Froth Flotation - History

History

Initially, naturally occurring chemicals such as fatty acids and oils were used as flotation reagents in a large quantity to increase the hydrophobicity of the valuable minerals. Since then, the process has been adapted and applied to a wide variety of materials to be separated, and additional collector agents, including surfactants and synthetic compounds have been adopted for various applications.

William Haynes in 1869 patented a process for separating sulfide and gangue minerals using oil and called it bulk-oil flotation. In 1885 Carrie Everson expanded upon this and patented a process calling for oil but also an acid or a salt.

The first successful commercial flotation process for mineral sulphides was invented by Frank Elmore who worked on the development with his brother, Stanley. The Glasdir copper mine at Llanelltyd, near Dolgellau in North Wales was bought in 1896 by the Elmore brothers in conjunction with their father, William. In 1897, the Elmore brothers installed the world's first industrial size commercial flotation process for mineral beneficiation at the Glasdir mine. The process was not froth flotation but used oil to agglomerate (make balls of) pulverised sulphides and buoy them to the surface, and was patented in 1898 with a description of the process published in 1903 in the Engineering and Mining Journal. By this time they had recognized the importance of air bubbles in assisting the oil to carry away the mineral particles. The Elmores had formed a company known as the Ore Concentration Syndicate Ltd to promote the commercial use of the process worldwide. However developments elsewhere, particularly in Australia by Minerals Separation Ltd., led to decades of hard fought legal battles and litigations which, ultimately, were lost as the process was superseded by more advanced techniques.
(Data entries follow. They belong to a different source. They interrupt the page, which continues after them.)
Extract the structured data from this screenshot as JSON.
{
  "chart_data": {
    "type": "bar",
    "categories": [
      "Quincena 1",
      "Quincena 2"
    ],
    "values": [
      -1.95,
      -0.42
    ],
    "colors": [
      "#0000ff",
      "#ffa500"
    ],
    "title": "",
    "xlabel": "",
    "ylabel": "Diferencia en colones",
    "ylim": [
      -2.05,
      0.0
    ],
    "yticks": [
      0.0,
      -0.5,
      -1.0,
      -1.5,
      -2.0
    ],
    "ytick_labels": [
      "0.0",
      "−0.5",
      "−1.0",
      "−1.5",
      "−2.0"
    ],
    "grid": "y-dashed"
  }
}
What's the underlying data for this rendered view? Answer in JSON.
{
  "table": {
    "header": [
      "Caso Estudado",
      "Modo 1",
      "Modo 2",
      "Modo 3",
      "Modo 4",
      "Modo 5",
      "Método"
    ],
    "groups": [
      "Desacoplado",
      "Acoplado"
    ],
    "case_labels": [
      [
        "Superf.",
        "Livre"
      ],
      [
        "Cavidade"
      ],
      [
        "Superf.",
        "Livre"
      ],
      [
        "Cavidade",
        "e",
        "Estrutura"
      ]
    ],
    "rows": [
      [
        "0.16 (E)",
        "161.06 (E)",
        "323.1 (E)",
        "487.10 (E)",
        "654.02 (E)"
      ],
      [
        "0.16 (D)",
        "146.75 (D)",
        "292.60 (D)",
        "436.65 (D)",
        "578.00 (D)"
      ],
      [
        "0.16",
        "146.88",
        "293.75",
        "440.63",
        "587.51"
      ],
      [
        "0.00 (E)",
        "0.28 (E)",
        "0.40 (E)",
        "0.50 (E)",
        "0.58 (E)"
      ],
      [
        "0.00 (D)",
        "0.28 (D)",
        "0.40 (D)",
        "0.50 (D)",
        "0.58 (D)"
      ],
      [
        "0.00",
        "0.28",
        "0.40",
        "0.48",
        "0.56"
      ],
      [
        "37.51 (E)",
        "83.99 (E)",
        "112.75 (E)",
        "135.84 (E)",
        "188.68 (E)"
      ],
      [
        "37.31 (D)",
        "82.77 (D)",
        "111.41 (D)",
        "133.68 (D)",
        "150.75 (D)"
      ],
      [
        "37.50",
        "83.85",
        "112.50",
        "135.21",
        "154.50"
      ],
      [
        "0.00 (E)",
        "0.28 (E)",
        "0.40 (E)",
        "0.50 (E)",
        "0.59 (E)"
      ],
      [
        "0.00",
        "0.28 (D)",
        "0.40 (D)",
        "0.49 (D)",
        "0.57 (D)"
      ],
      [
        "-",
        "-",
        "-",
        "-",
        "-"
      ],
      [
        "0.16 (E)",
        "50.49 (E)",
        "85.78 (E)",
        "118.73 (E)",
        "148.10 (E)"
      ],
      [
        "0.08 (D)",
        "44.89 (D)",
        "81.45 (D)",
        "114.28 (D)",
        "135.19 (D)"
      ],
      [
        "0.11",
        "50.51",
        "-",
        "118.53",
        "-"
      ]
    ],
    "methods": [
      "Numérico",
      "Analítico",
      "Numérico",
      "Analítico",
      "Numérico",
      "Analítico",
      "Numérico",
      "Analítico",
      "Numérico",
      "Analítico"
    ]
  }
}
Charles Butters, beginning about 1899, and working with both the Elmores and Minerals Separation's representative E.H. Nutter developed what was known to contemporaries as the "Butters Process". The flotation process was independently invented in the early 1900s in Australia by Charles Vincent Potter and around the same time by Guillaume Daniel Delprat.. This process (developed circa 1902) did not use oil, but relied upon flotation by the generation of gas formed by the introduction of acid into the pulp. In 1902, Froment combined oil and gaseous flotation using a modification of the Potter-Delprat process.

Another process was developed in 1902 by Cattermole, who emulsified the pulp with a small quantity of oil, subjected it to violent agitation, then slow stirring which coagulated the target minerals into nodules which were separated from the pulp by gravity. This was the basis of the Minerals Separation Ltd. process. By 1904, the MacQuisten process (a surface tension based method) was developed but this would not work when slimes were present. in 1912 Hyde modified the Minerals Separation Process and installed it in the Butte and Superior Mill in Basin, Montana.

John M. Callow, of General Engineering of Salt Lake City, had followed flotation from technical papers and the introduction in both the Butte and Superior Mill, and at Inspiration Copper in Arizona and determined that mechanical agitation was a drawback to the existing technology. Introducing a porous brick with compressed air, and a mechanical stirring mechanism, Callow applied for a patent in 1914. This method, known as Pneumatic Flotation, was recognized to revolutionize the process of flotation concentration. A detailed description of the history of flotation and this process can be found in Callows "Notes on Flotation" found in the Transactions of the American Institute of Mining Engineers; Vol 53-54, originally presented in New York in February 1916. The AIME presented Callow the James Douglas Gold Medal in 1926 for his contributions to the field of flotation.

In the 1960s the froth flotation technique was adapted for deinking recycled paper.